For instance, ʽI Love Youʼ is just about as straightforward as its title — two chords, one vocal line, steady percussion, light magical chimes, four minutes of monotonous serenading. Were this written circa 1966, the basic sequence might have been used by any band as a brief intro to a real song. Thirty years later, we are being implicitly told that the key to real (or, at least, modern) psychedelia is repetition, and that two chords repeated for four minutes have a better chance of putting you into a spiritual trance than five chords repeated for three minutes with a different bridge section. That may be so, but then, of course, it depends very much on which particular two chords you choose and how you present them.

And there you have BJM's main weakness: New­combe is not a melodic genius and he is not a master-commander of all sorts of sounds. Despite all the pretense, the BJM are just a guitar-bass-drums band, and although this rigorous approach gives them a certain sort of integrity (no synthesizers!), the sound may quickly become tedious. And the chances of its becoming tedious actually increase faster than they should, because eventually the songs start becoming larger, and ʽHyperventilationʼ with ʽShe's Goneʼ (10 and 7 minutes res­pectively) are quite likely to try your patience. Think your life moves slowly enough to waste 10 minutes of it on one riff, against which some dickhead keeps informing you that he's "sniffing glue" (as if anybody ever doubted that)? Have so few problems that you can happily drift away to the little brass loop of ʽShe's Goneʼ, losing yourself in the ether until the song abruptly ends with the man telling you that "In my life, I've seen it all"? Take a dose of Methodrone and you get just what you want.

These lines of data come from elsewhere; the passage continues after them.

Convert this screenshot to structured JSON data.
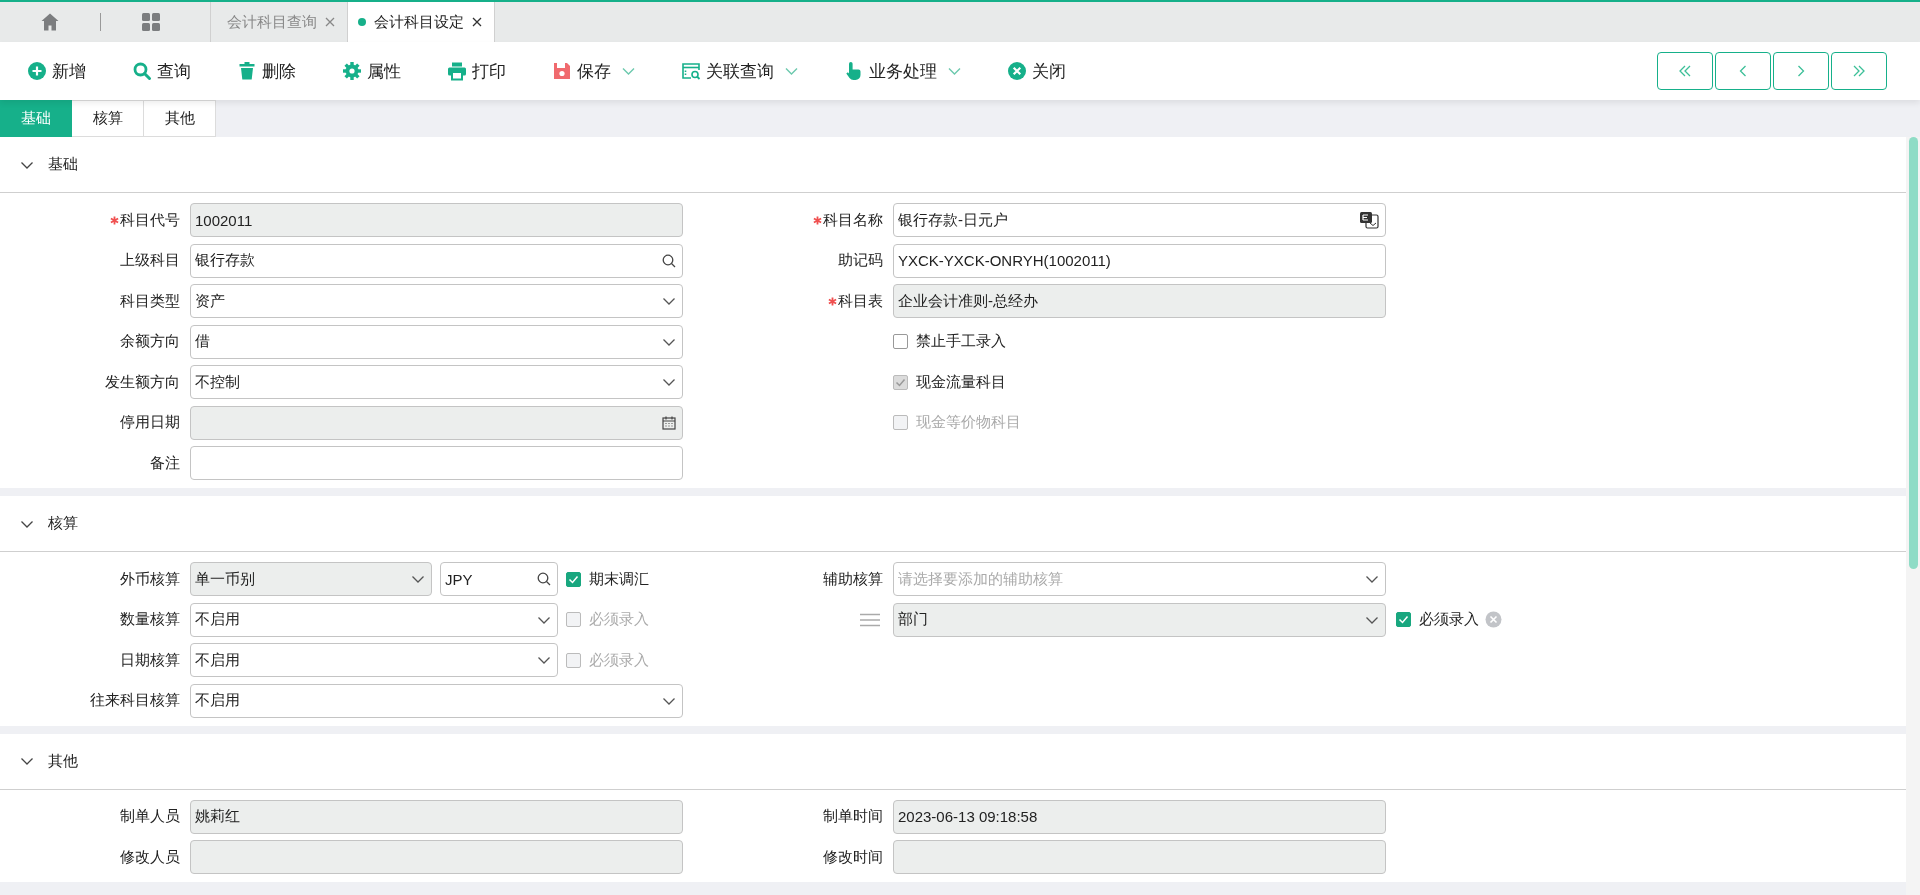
{
  "top_tabs": [
    {
      "label": "会计科目查询",
      "selected": false
    },
    {
      "label": "会计科目设定",
      "selected": true
    }
  ],
  "toolbar": [
    {
      "label": "新增",
      "kind": "add",
      "dropdown": false
    },
    {
      "label": "查询",
      "kind": "search",
      "dropdown": false
    },
    {
      "label": "删除",
      "kind": "delete",
      "dropdown": false
    },
    {
      "label": "属性",
      "kind": "settings",
      "dropdown": false
    },
    {
      "label": "打印",
      "kind": "print",
      "dropdown": false
    },
    {
      "label": "保存",
      "kind": "save",
      "dropdown": true
    },
    {
      "label": "关联查询",
      "kind": "linked-search",
      "dropdown": true
    },
    {
      "label": "业务处理",
      "kind": "hand",
      "dropdown": true
    },
    {
      "label": "关闭",
      "kind": "close",
      "dropdown": false
    }
  ],
  "form_tabs": [
    {
      "label": "基础",
      "selected": true
    },
    {
      "label": "核算",
      "selected": false
    },
    {
      "label": "其他",
      "selected": false
    }
  ],
  "sections": [
    {
      "title": "基础",
      "expanded": true,
      "columns": [
        [
          {
            "label": "科目代号",
            "required": true,
            "controls": [
              {
                "kind": "text",
                "value": "1002011",
                "disabled": true
              }
            ]
          },
          {
            "label": "上级科目",
            "required": false,
            "controls": [
              {
                "kind": "lookup",
                "value": "银行存款",
                "disabled": false
              }
            ]
          },
          {
            "label": "科目类型",
            "required": false,
            "controls": [
              {
                "kind": "select",
                "value": "资产",
                "disabled": false
              }
            ]
          },
          {
            "label": "余额方向",
            "required": false,
            "controls": [
              {
                "kind": "select",
                "value": "借",
                "disabled": false
              }
            ]
          },
          {
            "label": "发生额方向",
            "required": false,
            "controls": [
              {
                "kind": "select",
                "value": "不控制",
                "disabled": false
              }
            ]
          },
          {
            "label": "停用日期",
            "required": false,
            "controls": [
              {
                "kind": "date",
                "disabled": true
              }
            ]
          },
          {
            "label": "备注",
            "required": false,
            "controls": [
              {
                "kind": "text",
                "disabled": false
              }
            ]
          }
        ],
        [
          {
            "label": "科目名称",
            "required": true,
            "controls": [
              {
                "kind": "translate",
                "value": "银行存款-日元户",
                "disabled": false
              }
            ]
          },
          {
            "label": "助记码",
            "required": false,
            "controls": [
              {
                "kind": "text",
                "value": "YXCK-YXCK-ONRYH(1002011)",
                "disabled": false
              }
            ]
          },
          {
            "label": "科目表",
            "required": true,
            "controls": [
              {
                "kind": "text",
                "value": "企业会计准则-总经办",
                "disabled": true
              }
            ]
          },
          {
            "controls": [
              {
                "kind": "checkbox",
                "label": "禁止手工录入",
                "checked": false,
                "disabled": false
              }
            ]
          },
          {
            "controls": [
              {
                "kind": "checkbox",
                "label": "现金流量科目",
                "checked": true,
                "disabled": true
              }
            ]
          },
          {
            "controls": [
              {
                "kind": "checkbox",
                "label": "现金等价物科目",
                "checked": false,
                "disabled": true
              }
            ]
          }
        ]
      ]
    },
    {
      "title": "核算",
      "expanded": true,
      "columns": [
        [
          {
            "label": "外币核算",
            "required": false,
            "controls": [
              {
                "kind": "select",
                "value": "单一币别",
                "disabled": true
              },
              {
                "kind": "lookup",
                "value": "JPY",
                "disabled": false
              },
              {
                "kind": "checkbox",
                "label": "期末调汇",
                "checked": true,
                "disabled": false
              }
            ]
          },
          {
            "label": "数量核算",
            "required": false,
            "controls": [
              {
                "kind": "select",
                "value": "不启用",
                "disabled": false
              },
              {
                "kind": "checkbox",
                "label": "必须录入",
                "checked": false,
                "disabled": true
              }
            ]
          },
          {
            "label": "日期核算",
            "required": false,
            "controls": [
              {
                "kind": "select",
                "value": "不启用",
                "disabled": false
              },
              {
                "kind": "checkbox",
                "label": "必须录入",
                "checked": false,
                "disabled": true
              }
            ]
          },
          {
            "label": "往来科目核算",
            "required": false,
            "controls": [
              {
                "kind": "select",
                "value": "不启用",
                "disabled": false
              }
            ]
          }
        ],
        [
          {
            "label": "辅助核算",
            "required": false,
            "draggable": false,
            "controls": [
              {
                "kind": "select",
                "placeholder": "请选择要添加的辅助核算",
                "disabled": false
              }
            ]
          },
          {
            "draggable": true,
            "controls": [
              {
                "kind": "select",
                "value": "部门",
                "disabled": true
              }
            ],
            "trailing": [
              {
                "kind": "checkbox",
                "label": "必须录入",
                "checked": true,
                "disabled": false
              },
              {
                "kind": "remove"
              }
            ]
          }
        ]
      ]
    },
    {
      "title": "其他",
      "expanded": true,
      "columns": [
        [
          {
            "label": "制单人员",
            "required": false,
            "controls": [
              {
                "kind": "text",
                "value": "姚莉红",
                "disabled": true
              }
            ]
          },
          {
            "label": "修改人员",
            "required": false,
            "controls": [
              {
                "kind": "text",
                "disabled": true
              }
            ]
          }
        ],
        [
          {
            "label": "制单时间",
            "required": false,
            "controls": [
              {
                "kind": "text",
                "value": "2023-06-13 09:18:58",
                "disabled": true
              }
            ]
          },
          {
            "label": "修改时间",
            "required": false,
            "controls": [
              {
                "kind": "text",
                "disabled": true
              }
            ]
          }
        ]
      ]
    }
  ]
}
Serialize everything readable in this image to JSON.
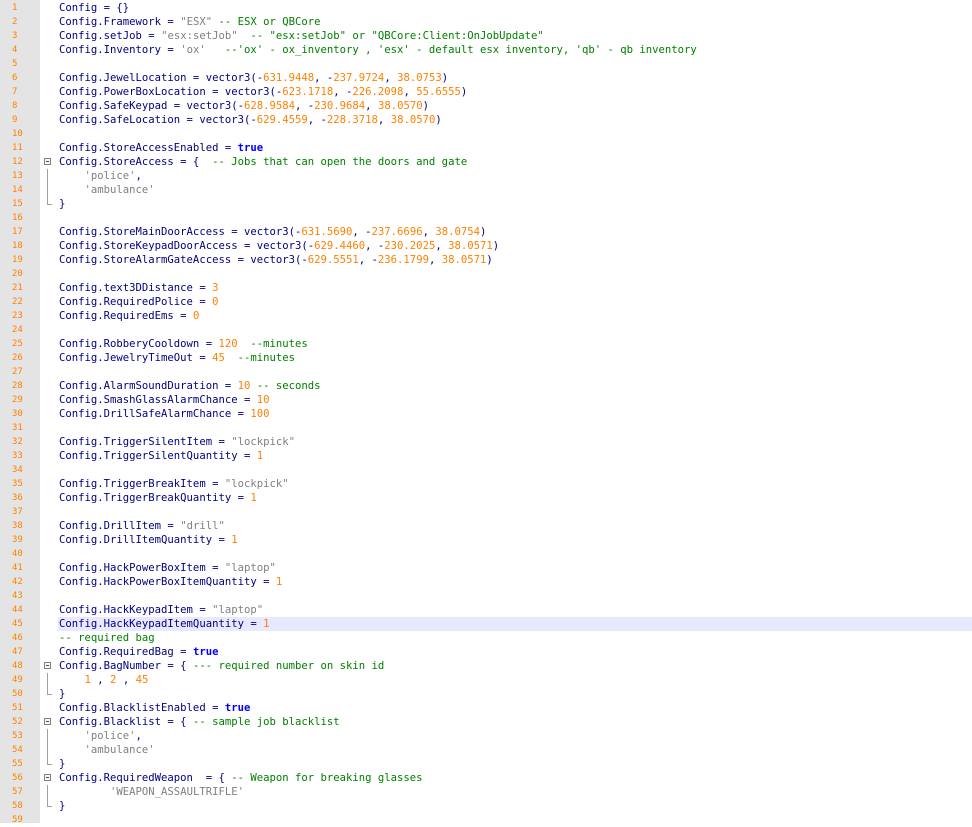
{
  "current_line": 45,
  "colors": {
    "default": "#000080",
    "string": "#808080",
    "number": "#ff8000",
    "keyword": "#0000ff",
    "comment": "#008000",
    "gutter": "#e4e4e4",
    "current_line": "#e8e8ff"
  },
  "lines": [
    {
      "n": "1",
      "fold": "",
      "t": [
        [
          "Config = {}",
          "p"
        ]
      ]
    },
    {
      "n": "2",
      "fold": "",
      "t": [
        [
          "Config.Framework = ",
          "p"
        ],
        [
          "\"ESX\"",
          "s"
        ],
        [
          " -- ESX or QBCore",
          "c"
        ]
      ]
    },
    {
      "n": "3",
      "fold": "",
      "t": [
        [
          "Config.setJob = ",
          "p"
        ],
        [
          "\"esx:setJob\"",
          "s"
        ],
        [
          "  -- \"esx:setJob\" or \"QBCore:Client:OnJobUpdate\"",
          "c"
        ]
      ]
    },
    {
      "n": "4",
      "fold": "",
      "t": [
        [
          "Config.Inventory = ",
          "p"
        ],
        [
          "'ox'",
          "s"
        ],
        [
          "   --'ox' - ox_inventory , 'esx' - default esx inventory, 'qb' - qb inventory",
          "c"
        ]
      ]
    },
    {
      "n": "5",
      "fold": "",
      "t": []
    },
    {
      "n": "6",
      "fold": "",
      "t": [
        [
          "Config.JewelLocation = vector3(-",
          "p"
        ],
        [
          "631.9448",
          "n"
        ],
        [
          ", -",
          "p"
        ],
        [
          "237.9724",
          "n"
        ],
        [
          ", ",
          "p"
        ],
        [
          "38.0753",
          "n"
        ],
        [
          ")",
          "p"
        ]
      ]
    },
    {
      "n": "7",
      "fold": "",
      "t": [
        [
          "Config.PowerBoxLocation = vector3(-",
          "p"
        ],
        [
          "623.1718",
          "n"
        ],
        [
          ", -",
          "p"
        ],
        [
          "226.2098",
          "n"
        ],
        [
          ", ",
          "p"
        ],
        [
          "55.6555",
          "n"
        ],
        [
          ")",
          "p"
        ]
      ]
    },
    {
      "n": "8",
      "fold": "",
      "t": [
        [
          "Config.SafeKeypad = vector3(-",
          "p"
        ],
        [
          "628.9584",
          "n"
        ],
        [
          ", -",
          "p"
        ],
        [
          "230.9684",
          "n"
        ],
        [
          ", ",
          "p"
        ],
        [
          "38.0570",
          "n"
        ],
        [
          ")",
          "p"
        ]
      ]
    },
    {
      "n": "9",
      "fold": "",
      "t": [
        [
          "Config.SafeLocation = vector3(-",
          "p"
        ],
        [
          "629.4559",
          "n"
        ],
        [
          ", -",
          "p"
        ],
        [
          "228.3718",
          "n"
        ],
        [
          ", ",
          "p"
        ],
        [
          "38.0570",
          "n"
        ],
        [
          ")",
          "p"
        ]
      ]
    },
    {
      "n": "10",
      "fold": "",
      "t": []
    },
    {
      "n": "11",
      "fold": "",
      "t": [
        [
          "Config.StoreAccessEnabled = ",
          "p"
        ],
        [
          "true",
          "k"
        ]
      ]
    },
    {
      "n": "12",
      "fold": "open",
      "t": [
        [
          "Config.StoreAccess = {  ",
          "p"
        ],
        [
          "-- Jobs that can open the doors and gate",
          "c"
        ]
      ]
    },
    {
      "n": "13",
      "fold": "line",
      "t": [
        [
          "    ",
          "p"
        ],
        [
          "'police'",
          "s"
        ],
        [
          ",",
          "p"
        ]
      ]
    },
    {
      "n": "14",
      "fold": "line",
      "t": [
        [
          "    ",
          "p"
        ],
        [
          "'ambulance'",
          "s"
        ]
      ]
    },
    {
      "n": "15",
      "fold": "end",
      "t": [
        [
          "}",
          "p"
        ]
      ]
    },
    {
      "n": "16",
      "fold": "",
      "t": []
    },
    {
      "n": "17",
      "fold": "",
      "t": [
        [
          "Config.StoreMainDoorAccess = vector3(-",
          "p"
        ],
        [
          "631.5690",
          "n"
        ],
        [
          ", -",
          "p"
        ],
        [
          "237.6696",
          "n"
        ],
        [
          ", ",
          "p"
        ],
        [
          "38.0754",
          "n"
        ],
        [
          ")",
          "p"
        ]
      ]
    },
    {
      "n": "18",
      "fold": "",
      "t": [
        [
          "Config.StoreKeypadDoorAccess = vector3(-",
          "p"
        ],
        [
          "629.4460",
          "n"
        ],
        [
          ", -",
          "p"
        ],
        [
          "230.2025",
          "n"
        ],
        [
          ", ",
          "p"
        ],
        [
          "38.0571",
          "n"
        ],
        [
          ")",
          "p"
        ]
      ]
    },
    {
      "n": "19",
      "fold": "",
      "t": [
        [
          "Config.StoreAlarmGateAccess = vector3(-",
          "p"
        ],
        [
          "629.5551",
          "n"
        ],
        [
          ", -",
          "p"
        ],
        [
          "236.1799",
          "n"
        ],
        [
          ", ",
          "p"
        ],
        [
          "38.0571",
          "n"
        ],
        [
          ")",
          "p"
        ]
      ]
    },
    {
      "n": "20",
      "fold": "",
      "t": []
    },
    {
      "n": "21",
      "fold": "",
      "t": [
        [
          "Config.text3DDistance = ",
          "p"
        ],
        [
          "3",
          "n"
        ]
      ]
    },
    {
      "n": "22",
      "fold": "",
      "t": [
        [
          "Config.RequiredPolice = ",
          "p"
        ],
        [
          "0",
          "n"
        ]
      ]
    },
    {
      "n": "23",
      "fold": "",
      "t": [
        [
          "Config.RequiredEms = ",
          "p"
        ],
        [
          "0",
          "n"
        ]
      ]
    },
    {
      "n": "24",
      "fold": "",
      "t": []
    },
    {
      "n": "25",
      "fold": "",
      "t": [
        [
          "Config.RobberyCooldown = ",
          "p"
        ],
        [
          "120",
          "n"
        ],
        [
          "  --minutes",
          "c"
        ]
      ]
    },
    {
      "n": "26",
      "fold": "",
      "t": [
        [
          "Config.JewelryTimeOut = ",
          "p"
        ],
        [
          "45",
          "n"
        ],
        [
          "  --minutes",
          "c"
        ]
      ]
    },
    {
      "n": "27",
      "fold": "",
      "t": []
    },
    {
      "n": "28",
      "fold": "",
      "t": [
        [
          "Config.AlarmSoundDuration = ",
          "p"
        ],
        [
          "10",
          "n"
        ],
        [
          " -- seconds",
          "c"
        ]
      ]
    },
    {
      "n": "29",
      "fold": "",
      "t": [
        [
          "Config.SmashGlassAlarmChance = ",
          "p"
        ],
        [
          "10",
          "n"
        ]
      ]
    },
    {
      "n": "30",
      "fold": "",
      "t": [
        [
          "Config.DrillSafeAlarmChance = ",
          "p"
        ],
        [
          "100",
          "n"
        ]
      ]
    },
    {
      "n": "31",
      "fold": "",
      "t": []
    },
    {
      "n": "32",
      "fold": "",
      "t": [
        [
          "Config.TriggerSilentItem = ",
          "p"
        ],
        [
          "\"lockpick\"",
          "s"
        ]
      ]
    },
    {
      "n": "33",
      "fold": "",
      "t": [
        [
          "Config.TriggerSilentQuantity = ",
          "p"
        ],
        [
          "1",
          "n"
        ]
      ]
    },
    {
      "n": "34",
      "fold": "",
      "t": []
    },
    {
      "n": "35",
      "fold": "",
      "t": [
        [
          "Config.TriggerBreakItem = ",
          "p"
        ],
        [
          "\"lockpick\"",
          "s"
        ]
      ]
    },
    {
      "n": "36",
      "fold": "",
      "t": [
        [
          "Config.TriggerBreakQuantity = ",
          "p"
        ],
        [
          "1",
          "n"
        ]
      ]
    },
    {
      "n": "37",
      "fold": "",
      "t": []
    },
    {
      "n": "38",
      "fold": "",
      "t": [
        [
          "Config.DrillItem = ",
          "p"
        ],
        [
          "\"drill\"",
          "s"
        ]
      ]
    },
    {
      "n": "39",
      "fold": "",
      "t": [
        [
          "Config.DrillItemQuantity = ",
          "p"
        ],
        [
          "1",
          "n"
        ]
      ]
    },
    {
      "n": "40",
      "fold": "",
      "t": []
    },
    {
      "n": "41",
      "fold": "",
      "t": [
        [
          "Config.HackPowerBoxItem = ",
          "p"
        ],
        [
          "\"laptop\"",
          "s"
        ]
      ]
    },
    {
      "n": "42",
      "fold": "",
      "t": [
        [
          "Config.HackPowerBoxItemQuantity = ",
          "p"
        ],
        [
          "1",
          "n"
        ]
      ]
    },
    {
      "n": "43",
      "fold": "",
      "t": []
    },
    {
      "n": "44",
      "fold": "",
      "t": [
        [
          "Config.HackKeypadItem = ",
          "p"
        ],
        [
          "\"laptop\"",
          "s"
        ]
      ]
    },
    {
      "n": "45",
      "fold": "",
      "t": [
        [
          "Config.HackKeypadItemQuantity = ",
          "p"
        ],
        [
          "1",
          "n"
        ]
      ]
    },
    {
      "n": "46",
      "fold": "",
      "t": [
        [
          "-- required bag",
          "c"
        ]
      ]
    },
    {
      "n": "47",
      "fold": "",
      "t": [
        [
          "Config.RequiredBag = ",
          "p"
        ],
        [
          "true",
          "k"
        ]
      ]
    },
    {
      "n": "48",
      "fold": "open",
      "t": [
        [
          "Config.BagNumber = { ",
          "p"
        ],
        [
          "--- required number on skin id",
          "c"
        ]
      ]
    },
    {
      "n": "49",
      "fold": "line",
      "t": [
        [
          "    ",
          "p"
        ],
        [
          "1",
          "n"
        ],
        [
          " , ",
          "p"
        ],
        [
          "2",
          "n"
        ],
        [
          " , ",
          "p"
        ],
        [
          "45",
          "n"
        ]
      ]
    },
    {
      "n": "50",
      "fold": "end",
      "t": [
        [
          "}",
          "p"
        ]
      ]
    },
    {
      "n": "51",
      "fold": "",
      "t": [
        [
          "Config.BlacklistEnabled = ",
          "p"
        ],
        [
          "true",
          "k"
        ]
      ]
    },
    {
      "n": "52",
      "fold": "open",
      "t": [
        [
          "Config.Blacklist = { ",
          "p"
        ],
        [
          "-- sample job blacklist",
          "c"
        ]
      ]
    },
    {
      "n": "53",
      "fold": "line",
      "t": [
        [
          "    ",
          "p"
        ],
        [
          "'police'",
          "s"
        ],
        [
          ",",
          "p"
        ]
      ]
    },
    {
      "n": "54",
      "fold": "line",
      "t": [
        [
          "    ",
          "p"
        ],
        [
          "'ambulance'",
          "s"
        ]
      ]
    },
    {
      "n": "55",
      "fold": "end",
      "t": [
        [
          "}",
          "p"
        ]
      ]
    },
    {
      "n": "56",
      "fold": "open",
      "t": [
        [
          "Config.RequiredWeapon  = { ",
          "p"
        ],
        [
          "-- Weapon for breaking glasses",
          "c"
        ]
      ]
    },
    {
      "n": "57",
      "fold": "line",
      "t": [
        [
          "        ",
          "p"
        ],
        [
          "'WEAPON_ASSAULTRIFLE'",
          "s"
        ]
      ]
    },
    {
      "n": "58",
      "fold": "end",
      "t": [
        [
          "}",
          "p"
        ]
      ]
    },
    {
      "n": "59",
      "fold": "",
      "t": []
    }
  ]
}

Ultimately, I think it is still reasonable to view Methodrone as sort of a «boot camp» for the band, which would go on to undeniably higher heights — yet it is already an excellent illustration of their synthetic strengths and modernistic weaknesses, and you can draw upon it to both under­stand why certain underground minorities hailed Newcombe as their hero, while others failed to notice him to such an extent that the BJM did not even properly manage to become the torch-bearer for Sixties' revivalism.

3 comments:

  1. Agree that this is a kind of "boot camp" for the band, which would go on to record much better albums.
    Also interesting that while the band's name incorporates a Rolling Stone member, this album's cover is a version of "With the Beatles"/"Meet the Beatles" (four pretty-much-disembodied heads -- BJM's version is predictably much blurrier). 60s revivalism indeed.

    ReplyDelete
  2. "Rolling Stones member," I meant. And the more I look, the cover might also or alternatively be a version of the Stones' "Out Of Our Heads."

    ReplyDelete
  3. I was hoping you'd review the Brian Jonestown Massacre!